Besides using the toxic transformer oil to fry potato chips before selling them, the toxic fluid was also repackaged and sold as popcorn oil, court documents stated. The individual who provided the transformer oil was sentenced to 10 years in prison or pay a KShs. 10 million (around $77,000) fine.
“This ruling is a big boost to the Company’s effort to fight transformer vandalism as the stiff penalties and jail terms will deter vandals,” Kenya Power’s Ag. Manager for Security Services Maj. Paul Nyaga (Rtd) said.
Kenya Power also stated that one of the main reasons behind power outages in the East African nation was vandalism on transformers. “In addition to undermining the quality and reliability of the electricity supply, transformer vandalism poses a risk of electrocution and exposes the Company to financial losses in lost sales and the cost of replacing the transformers,” Kenya Power said.

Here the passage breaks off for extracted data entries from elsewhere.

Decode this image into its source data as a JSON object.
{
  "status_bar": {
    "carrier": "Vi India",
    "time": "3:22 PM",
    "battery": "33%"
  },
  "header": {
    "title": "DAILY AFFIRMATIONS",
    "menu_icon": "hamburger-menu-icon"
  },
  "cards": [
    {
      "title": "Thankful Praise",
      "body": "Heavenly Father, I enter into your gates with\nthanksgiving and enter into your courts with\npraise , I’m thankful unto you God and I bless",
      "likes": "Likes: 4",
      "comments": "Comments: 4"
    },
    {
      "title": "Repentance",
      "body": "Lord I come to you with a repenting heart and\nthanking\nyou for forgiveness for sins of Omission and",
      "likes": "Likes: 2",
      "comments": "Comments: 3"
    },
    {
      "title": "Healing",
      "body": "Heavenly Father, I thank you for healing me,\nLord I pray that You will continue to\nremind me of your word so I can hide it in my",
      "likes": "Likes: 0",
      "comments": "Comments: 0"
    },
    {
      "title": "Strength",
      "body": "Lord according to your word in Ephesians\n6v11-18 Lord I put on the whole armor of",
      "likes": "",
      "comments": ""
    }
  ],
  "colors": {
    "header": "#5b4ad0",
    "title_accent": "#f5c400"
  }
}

As previously reported by Face2Face Africa, Kenya Power also said the thieves who extract the toxic fluids pass them on to cartels who later sell them as cooking oil to restaurants and roadside stalls.
Officials said the upsurge in vandalism is because of the increasing price of cooking oil. As a result, businesses are adopting unconventional methods to remain in business. Although cooking oil and transformer oil look similar, health experts warn the latter is dangerous for human consumption and causes grave health risks.